In accordance with the international research experience, the maximum allowable normalized vibration displacement values for each group of machines from 15 kW to 500 MW to their respective vibration state are given. The importance of determining the nature of the vibration signal and choosing the appropriate tools for its evaluation is formulated.

The analysis of the sequence of the conversion of the vibration displacement into the output voltage by a capacitive sensor, which has a long measuring circle and therefore a large error compared to the direct measurement conversion of the vibration displacement into a time interval, was carried out.

Structural diagram and a mathematical model for measuring the conversion of vibration displacement into capacitor capacity are proposed. Analytical and graphical dependence of the capacity of the parametric sensor on the displacement of the plates under the action of vibration displacement in the justified range of their possible change from 20 to 120 μm was obtained. It was established that in this range of changes in vibration displacement, the capacity of the capacitor changes within such limits from 3 to 18 nF.

A mathematical model for measuring the transformation of vibration displacement into a time interval was obtained and a graphical dependence of the duration of the time interval τ on the change in the displacement a of the plates under the action of vibration displacement in the set range of movement of the capacitor plates from 20 to 120 μm was given. It is shown that the value of the time constant in this range varies from 100 to 325 μs.

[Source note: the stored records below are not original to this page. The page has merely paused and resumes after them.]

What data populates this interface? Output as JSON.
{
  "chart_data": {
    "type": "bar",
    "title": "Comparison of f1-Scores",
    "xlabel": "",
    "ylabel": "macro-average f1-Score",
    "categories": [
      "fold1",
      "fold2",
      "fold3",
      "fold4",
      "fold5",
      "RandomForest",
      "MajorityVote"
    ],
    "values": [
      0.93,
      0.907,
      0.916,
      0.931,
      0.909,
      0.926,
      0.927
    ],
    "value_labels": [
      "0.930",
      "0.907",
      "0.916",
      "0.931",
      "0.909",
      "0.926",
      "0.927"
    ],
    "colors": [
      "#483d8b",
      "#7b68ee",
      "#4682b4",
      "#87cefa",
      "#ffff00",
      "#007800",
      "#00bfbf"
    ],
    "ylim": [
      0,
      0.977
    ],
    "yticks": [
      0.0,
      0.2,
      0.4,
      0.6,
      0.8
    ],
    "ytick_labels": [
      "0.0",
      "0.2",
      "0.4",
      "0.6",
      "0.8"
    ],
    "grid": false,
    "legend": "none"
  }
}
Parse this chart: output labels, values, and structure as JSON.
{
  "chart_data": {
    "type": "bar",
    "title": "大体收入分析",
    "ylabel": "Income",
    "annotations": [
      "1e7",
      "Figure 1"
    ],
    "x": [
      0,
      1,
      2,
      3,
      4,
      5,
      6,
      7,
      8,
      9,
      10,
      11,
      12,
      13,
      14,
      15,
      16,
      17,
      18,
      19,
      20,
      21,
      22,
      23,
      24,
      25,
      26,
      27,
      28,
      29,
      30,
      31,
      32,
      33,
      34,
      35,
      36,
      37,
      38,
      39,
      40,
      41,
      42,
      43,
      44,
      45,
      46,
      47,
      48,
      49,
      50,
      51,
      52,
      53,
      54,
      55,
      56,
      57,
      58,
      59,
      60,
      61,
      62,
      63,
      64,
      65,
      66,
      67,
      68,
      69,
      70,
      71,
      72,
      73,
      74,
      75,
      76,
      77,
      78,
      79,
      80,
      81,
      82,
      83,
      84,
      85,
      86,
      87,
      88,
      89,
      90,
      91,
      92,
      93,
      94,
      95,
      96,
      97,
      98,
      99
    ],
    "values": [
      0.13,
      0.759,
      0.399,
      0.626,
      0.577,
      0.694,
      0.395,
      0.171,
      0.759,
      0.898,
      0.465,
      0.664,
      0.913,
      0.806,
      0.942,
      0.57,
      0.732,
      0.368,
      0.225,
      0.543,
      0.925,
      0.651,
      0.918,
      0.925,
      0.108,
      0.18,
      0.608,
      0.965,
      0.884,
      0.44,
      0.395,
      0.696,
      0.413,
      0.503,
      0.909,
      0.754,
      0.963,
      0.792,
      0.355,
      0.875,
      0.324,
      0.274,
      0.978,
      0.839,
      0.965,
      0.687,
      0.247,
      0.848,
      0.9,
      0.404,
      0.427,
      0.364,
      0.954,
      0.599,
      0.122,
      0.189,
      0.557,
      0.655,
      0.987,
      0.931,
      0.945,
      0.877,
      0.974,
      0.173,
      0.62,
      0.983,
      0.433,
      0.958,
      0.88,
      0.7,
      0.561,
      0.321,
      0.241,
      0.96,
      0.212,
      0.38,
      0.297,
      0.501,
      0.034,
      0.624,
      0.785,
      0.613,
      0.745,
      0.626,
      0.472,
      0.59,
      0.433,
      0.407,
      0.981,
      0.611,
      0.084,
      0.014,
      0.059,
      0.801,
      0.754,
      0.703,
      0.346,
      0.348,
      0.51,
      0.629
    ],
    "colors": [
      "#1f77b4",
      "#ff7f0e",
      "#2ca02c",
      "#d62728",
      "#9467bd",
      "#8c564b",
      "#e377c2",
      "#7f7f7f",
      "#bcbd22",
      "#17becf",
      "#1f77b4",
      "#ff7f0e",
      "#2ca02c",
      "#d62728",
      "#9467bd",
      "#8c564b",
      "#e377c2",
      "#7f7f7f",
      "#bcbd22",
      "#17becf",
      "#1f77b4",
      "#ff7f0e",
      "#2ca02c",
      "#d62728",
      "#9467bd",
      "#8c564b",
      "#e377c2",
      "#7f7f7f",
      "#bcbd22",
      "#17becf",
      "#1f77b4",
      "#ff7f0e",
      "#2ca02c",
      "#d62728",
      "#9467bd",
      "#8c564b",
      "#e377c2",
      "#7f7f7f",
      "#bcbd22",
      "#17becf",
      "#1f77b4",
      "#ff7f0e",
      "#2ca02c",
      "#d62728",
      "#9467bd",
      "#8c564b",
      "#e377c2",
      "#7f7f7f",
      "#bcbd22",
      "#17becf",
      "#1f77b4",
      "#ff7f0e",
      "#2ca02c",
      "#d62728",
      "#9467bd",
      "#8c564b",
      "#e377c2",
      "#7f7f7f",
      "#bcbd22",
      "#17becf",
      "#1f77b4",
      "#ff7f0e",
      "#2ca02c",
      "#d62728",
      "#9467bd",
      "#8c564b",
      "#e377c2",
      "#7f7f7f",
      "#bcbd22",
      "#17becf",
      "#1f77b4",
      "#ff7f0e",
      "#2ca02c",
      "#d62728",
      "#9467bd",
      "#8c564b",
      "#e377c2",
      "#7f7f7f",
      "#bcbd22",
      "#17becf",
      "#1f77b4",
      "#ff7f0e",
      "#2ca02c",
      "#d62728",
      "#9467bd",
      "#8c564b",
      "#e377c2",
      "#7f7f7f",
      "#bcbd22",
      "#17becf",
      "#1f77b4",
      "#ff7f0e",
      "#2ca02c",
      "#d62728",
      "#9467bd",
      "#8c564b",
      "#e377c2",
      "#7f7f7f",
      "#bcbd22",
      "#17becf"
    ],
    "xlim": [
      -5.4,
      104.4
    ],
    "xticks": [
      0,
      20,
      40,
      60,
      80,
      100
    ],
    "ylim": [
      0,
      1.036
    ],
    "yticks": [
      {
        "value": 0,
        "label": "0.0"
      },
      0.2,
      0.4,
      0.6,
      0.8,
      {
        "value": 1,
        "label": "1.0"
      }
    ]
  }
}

A scheme of a capacitive measuring transducer of vibration displacement in a time interval and time diagrams explaining the principle of its operation are proposed. It is shown that the quantization error will not exceed 0.1 % during further measurement conversion into a binary code. The error from the insensitivity zone of the comparator is of the same order.

The use of such an approach will allow formalizing further research into the measuring channels of vibration monitoring systems of electromechanical systems and complexes.